Lawsuit Challenging Qualifications of Deputy Patent & Trademark Office Director Rejected:

I blogged about this suit in July:

The complaint ... alleges that Deputy PTO Director Margaret Peterlin lacks the statutorily required "professional background and experience in patent or trademark law."

I can't speak to whether the deputy director in fact lacks such background and experience.... I'm more interested in the institutional question here: What should courts do with vague criteria such as "shall ... [have] a professional background and experience in patent or trademark law," criteria that give no instructions about the level of background and experience required? I'm not an administrative law expert, but I'm inclined to say that this is the sort of judgment that is left to the Director (and, indirectly, to the Secretary of Commerce and the President, who can decide to remove the Deputy Director), not to courts. But I'd love to hear what administrative law experts have to say about this, and about other procedural questions that this lawsuit raises.

Last week, a federal district court rejected the lawsuit, reasoning in relevant part:

Two of plaintiffs’ three claims appear to be brought directly under 35 U.S.C. § 3(b), the statute which structures the United States Patent and Trademark Office (USPTO) and creates the office of the Deputy Director which is held by Ms. Peterlin. Defendant argues that there is no private cause of action under this statute, and plaintiffs have functionally conceded this argument by failing to respond. Nor would a response have made much difference: neither the text nor the legislative history of the statute evinces anything approaching the congressional intent required to establish a private cause of action -– that is, intent to create both a private right and a private remedy.

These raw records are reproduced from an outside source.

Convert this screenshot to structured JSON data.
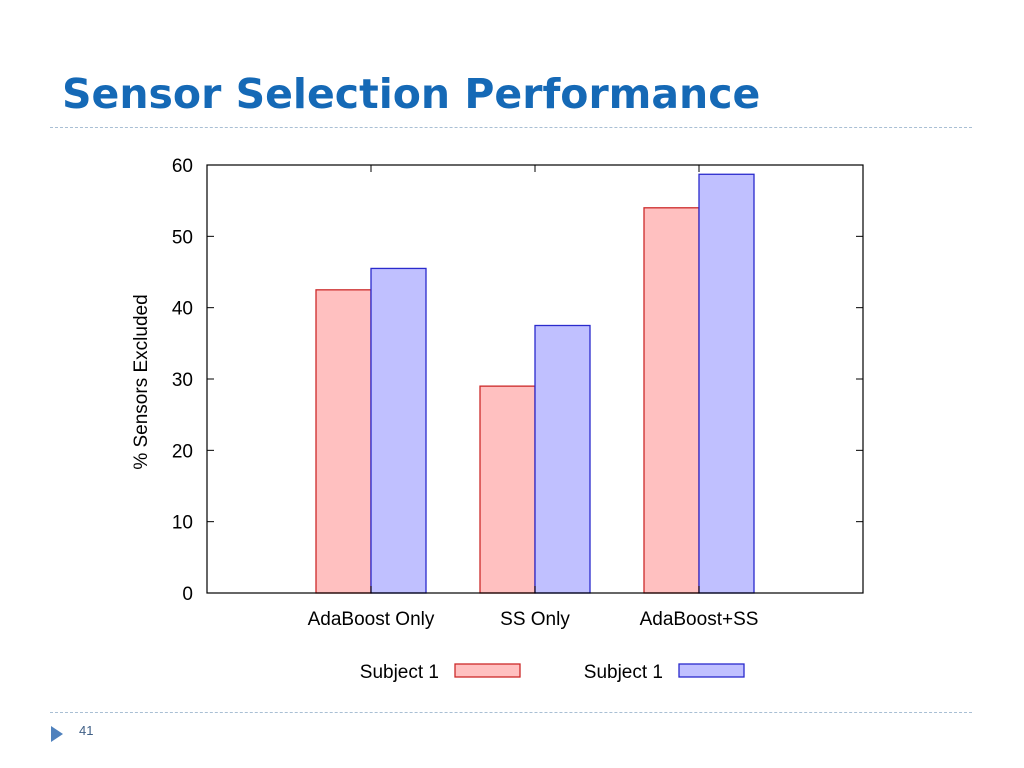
{
  "slide": {
    "title": "Sensor Selection Performance",
    "page_number": "41"
  },
  "colors": {
    "title": "#1569b6",
    "series_1_fill": "#ffc0c0",
    "series_1_stroke": "#cc2a2a",
    "series_2_fill": "#c0c0ff",
    "series_2_stroke": "#2a2acc"
  },
  "icons": {
    "footer_bullet": "triangle-right-icon"
  },
  "chart_data": {
    "type": "bar",
    "title": "",
    "xlabel": "",
    "ylabel": "% Sensors Excluded",
    "categories": [
      "AdaBoost Only",
      "SS Only",
      "AdaBoost+SS"
    ],
    "series": [
      {
        "name": "Subject 1",
        "values": [
          42.5,
          29,
          54
        ]
      },
      {
        "name": "Subject 1",
        "values": [
          45.5,
          37.5,
          58.7
        ]
      }
    ],
    "ylim": [
      0,
      60
    ],
    "yticks": [
      "0",
      "10",
      "20",
      "30",
      "40",
      "50",
      "60"
    ],
    "grid": false,
    "legend_position": "bottom"
  }
}
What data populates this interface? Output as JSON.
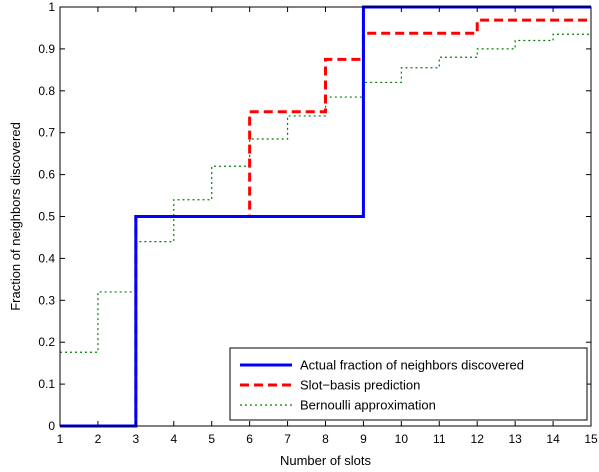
{
  "chart_data": {
    "type": "line",
    "xlabel": "Number of slots",
    "ylabel": "Fraction of neighbors discovered",
    "xlim": [
      1,
      15
    ],
    "ylim": [
      0,
      1
    ],
    "x_ticks": [
      "1",
      "2",
      "3",
      "4",
      "5",
      "6",
      "7",
      "8",
      "9",
      "10",
      "11",
      "12",
      "13",
      "14",
      "15"
    ],
    "y_ticks": [
      "0",
      "0.1",
      "0.2",
      "0.3",
      "0.4",
      "0.5",
      "0.6",
      "0.7",
      "0.8",
      "0.9",
      "1"
    ],
    "grid": false,
    "legend_position": "bottom-right",
    "series": [
      {
        "name": "Actual fraction of neighbors discovered",
        "color": "#0000ff",
        "style": "solid",
        "step": true,
        "points": [
          [
            1,
            0
          ],
          [
            3,
            0.5
          ],
          [
            9,
            1
          ],
          [
            15,
            1
          ]
        ]
      },
      {
        "name": "Slot−basis prediction",
        "color": "#ff0000",
        "style": "dashed",
        "step": true,
        "points": [
          [
            1,
            0
          ],
          [
            3,
            0.5
          ],
          [
            6,
            0.75
          ],
          [
            8,
            0.875
          ],
          [
            9,
            0.9375
          ],
          [
            12,
            0.96875
          ],
          [
            15,
            0.96875
          ]
        ]
      },
      {
        "name": "Bernoulli approximation",
        "color": "#008000",
        "style": "dotted",
        "step": true,
        "points": [
          [
            1,
            0.176
          ],
          [
            2,
            0.32
          ],
          [
            3,
            0.44
          ],
          [
            4,
            0.54
          ],
          [
            5,
            0.62
          ],
          [
            6,
            0.685
          ],
          [
            7,
            0.74
          ],
          [
            8,
            0.785
          ],
          [
            9,
            0.82
          ],
          [
            10,
            0.855
          ],
          [
            11,
            0.88
          ],
          [
            12,
            0.9
          ],
          [
            13,
            0.92
          ],
          [
            14,
            0.935
          ],
          [
            15,
            0.935
          ]
        ]
      }
    ]
  }
}
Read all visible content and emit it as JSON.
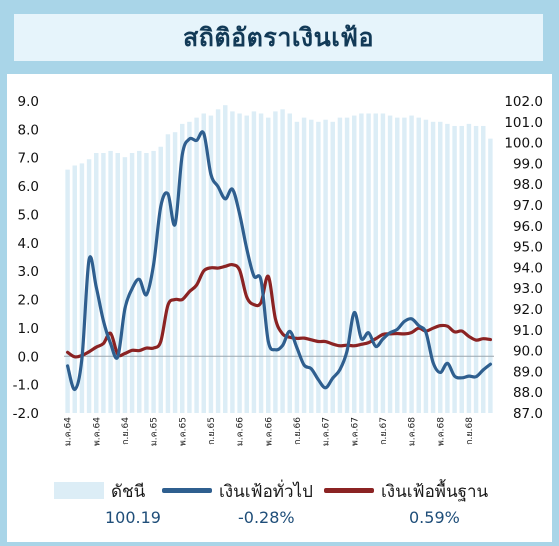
{
  "title": "สถิติอัตราเงินเฟ้อ",
  "legend": [
    {
      "label": "ดัชนี",
      "value": "100.19"
    },
    {
      "label": "เงินเฟ้อทั่วไป",
      "value": "-0.28%"
    },
    {
      "label": "เงินเฟ้อพื้นฐาน",
      "value": "0.59%"
    }
  ],
  "colors": {
    "background": "#a9d5e8",
    "index_bar": "#dcedf6",
    "headline": "#2f5f8f",
    "core": "#8b2323"
  },
  "chart_data": {
    "type": "bar+line",
    "left_axis": {
      "ylim": [
        -2.0,
        9.0
      ],
      "ticks": [
        "-2.0",
        "-1.0",
        "0.0",
        "1.0",
        "2.0",
        "3.0",
        "4.0",
        "5.0",
        "6.0",
        "7.0",
        "8.0",
        "9.0"
      ]
    },
    "right_axis": {
      "ylim": [
        87.0,
        102.0
      ],
      "ticks": [
        "87.0",
        "88.0",
        "89.0",
        "90.0",
        "91.0",
        "92.0",
        "93.0",
        "94.0",
        "95.0",
        "96.0",
        "97.0",
        "98.0",
        "99.0",
        "100.0",
        "101.0",
        "102.0"
      ]
    },
    "x_tick_labels": [
      {
        "index": 0,
        "label": "ม.ค.64"
      },
      {
        "index": 4,
        "label": "พ.ค.64"
      },
      {
        "index": 8,
        "label": "ก.ย.64"
      },
      {
        "index": 12,
        "label": "ม.ค.65"
      },
      {
        "index": 16,
        "label": "พ.ค.65"
      },
      {
        "index": 20,
        "label": "ก.ย.65"
      },
      {
        "index": 24,
        "label": "ม.ค.66"
      },
      {
        "index": 28,
        "label": "พ.ค.66"
      },
      {
        "index": 32,
        "label": "ก.ย.66"
      },
      {
        "index": 36,
        "label": "ม.ค.67"
      },
      {
        "index": 40,
        "label": "พ.ค.67"
      },
      {
        "index": 44,
        "label": "ก.ย.67"
      },
      {
        "index": 48,
        "label": "ม.ค.68"
      },
      {
        "index": 52,
        "label": "พ.ค.68"
      },
      {
        "index": 56,
        "label": "ก.ย.68"
      }
    ],
    "series": [
      {
        "name": "ดัชนี",
        "kind": "bar",
        "axis": "right",
        "values": [
          98.7,
          98.9,
          99.0,
          99.2,
          99.5,
          99.5,
          99.6,
          99.5,
          99.3,
          99.5,
          99.6,
          99.5,
          99.6,
          99.8,
          100.4,
          100.5,
          100.9,
          101.0,
          101.2,
          101.4,
          101.3,
          101.6,
          101.8,
          101.5,
          101.4,
          101.3,
          101.5,
          101.4,
          101.2,
          101.5,
          101.6,
          101.4,
          101.0,
          101.2,
          101.1,
          101.0,
          101.1,
          101.0,
          101.2,
          101.2,
          101.3,
          101.4,
          101.4,
          101.4,
          101.4,
          101.3,
          101.2,
          101.2,
          101.3,
          101.2,
          101.1,
          101.0,
          101.0,
          100.9,
          100.8,
          100.8,
          100.9,
          100.8,
          100.8,
          100.19
        ]
      },
      {
        "name": "เงินเฟ้อทั่วไป",
        "kind": "line",
        "axis": "left",
        "values": [
          -0.34,
          -1.17,
          -0.08,
          3.41,
          2.44,
          1.25,
          0.45,
          -0.02,
          1.68,
          2.38,
          2.71,
          2.17,
          3.23,
          5.28,
          5.73,
          4.65,
          7.1,
          7.66,
          7.61,
          7.86,
          6.41,
          5.98,
          5.55,
          5.89,
          5.02,
          3.79,
          2.83,
          2.67,
          0.53,
          0.23,
          0.38,
          0.88,
          0.3,
          -0.31,
          -0.44,
          -0.83,
          -1.11,
          -0.77,
          -0.47,
          0.19,
          1.54,
          0.62,
          0.83,
          0.35,
          0.61,
          0.83,
          0.95,
          1.23,
          1.32,
          1.08,
          0.84,
          -0.22,
          -0.57,
          -0.25,
          -0.7,
          -0.76,
          -0.7,
          -0.72,
          -0.48,
          -0.28
        ]
      },
      {
        "name": "เงินเฟ้อพื้นฐาน",
        "kind": "line",
        "axis": "left",
        "values": [
          0.14,
          -0.02,
          0.03,
          0.16,
          0.32,
          0.45,
          0.81,
          0.07,
          0.1,
          0.21,
          0.2,
          0.29,
          0.29,
          0.52,
          1.8,
          2.0,
          2.0,
          2.28,
          2.51,
          3.01,
          3.12,
          3.11,
          3.17,
          3.23,
          3.04,
          2.09,
          1.82,
          1.9,
          2.82,
          1.32,
          0.79,
          0.67,
          0.63,
          0.64,
          0.58,
          0.52,
          0.52,
          0.43,
          0.37,
          0.39,
          0.37,
          0.42,
          0.48,
          0.62,
          0.77,
          0.79,
          0.8,
          0.79,
          0.84,
          0.99,
          0.89,
          0.99,
          1.08,
          1.06,
          0.86,
          0.89,
          0.7,
          0.57,
          0.62,
          0.59
        ]
      }
    ]
  }
}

One of plaintiffs’ three claims invokes Administrative Procedure Act (APA), which ... does provide a cause of action for persons aggrieved by final agency decisions that are arbitrary, capricious, or contrary to law. A claim alleging violation of the standard in 35 U.S.C. § 3(b) is unreviewable under the APA, however, because 35 U.S.C. § 3(b) lacks standards that a court could meaningfully use in evaluating this type of high-level personnel decision. Because the only statutory standard is vague and highly subjective, the decision whom to appoint Deputy Director must be considered “committed to agency discretion by law.”

The presumption must be that decisions involving high-level policymaking personnel are left primarily to the executive. In such a situation, one would expect Congress to speak in precise terms if it intended the courts to monitor the minimal qualifications for agency officers. Here, Congress has given only the broadest of instructions -– that the Deputy Director should have “a professional background and experience in patent or trademark law.” The statute is silent as to the content of those terms. Were the decision subjected to APA review, the Court -– not Congress -– would be the ultimate source of the standards by which the qualifications of Ms. Peterlin would be judged: Is a law degree necessary? Is it sufficient? Are law school courses in intellectual property a requirement? Is certification to practice before the USPTO? Is law firm experience? How many years? If Congress had intended the extraordinary situation in which judicial review would reach to the very qualifications of agency officers for their policymaking positions, its statute would not be drawn “in such broad terms that ... there is no law to apply.”

Thanks to reader Michael Hall for the pointer.